The Sky Over My Mother’s House

The Sky Over My Mother’s House

It is a July night
scented with gardenias.
The moon and stars shine
hiding the essence of the night.
As darkness fell
— with its deepening onyx shadows
and the golden brilliance of the stars—
my mother put the garden, her house, the kitchen, in order.
Now, as she sleeps,
I walk in her garden
immersed in the solitude of the moment.
I have forgotten the names
of many trees and flowers
and there used to be more pines
where orange trees flower now.
Tonight I think of all the skies 
I have pondered and once loved.
Tonight the shadows around
the house are kind.
The sky is a camera obscura 
projecting blurred images.
In my mother’s house
the twinkling stars 
pierce me with nostalgia,
and each thread in the net that surrounds this world
is a wound that will not heal.

Jaime Manrique, translated by Edith Grossman

Second Sunday in Advent

I first saw this poem in the days before I left Twitter, Facebook and Instagram for mental health reasons. I loved the slow movement of its grief in declarative sentences flowing across naturally paced lines.

I look back at that time: I had my own demons to wrestle with. I clocked it as a ‘poem for later’. Well, now ‘later’ has arrived, and I am in the thick of it, ‘immersed in the solitude of the moment’ and ‘pierce[d] … with nostalgia’ for a time that cannot be brought back.

I will her back, but she does not come.
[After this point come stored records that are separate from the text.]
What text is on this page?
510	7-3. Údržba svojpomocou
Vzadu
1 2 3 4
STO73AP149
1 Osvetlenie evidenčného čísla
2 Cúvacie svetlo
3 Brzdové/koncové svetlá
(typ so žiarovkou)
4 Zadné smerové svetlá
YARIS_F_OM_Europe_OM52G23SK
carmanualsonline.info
I see her most clearly when I do no willing at all. And there she is. The leaves collect on the lawn. The kettle boils. The hour-before-people-dark with the dog, just a few ‘twinkling stars’, as in her nursery rhymes.

3 Comments

  1. Such a poignant poem….it strikes a real chord as I near a year of my own mother’s passing and I spend a lot of time at night looking for her in the stars. Thank you Anthony for sharing and I hope that your grief lessens with each night sky.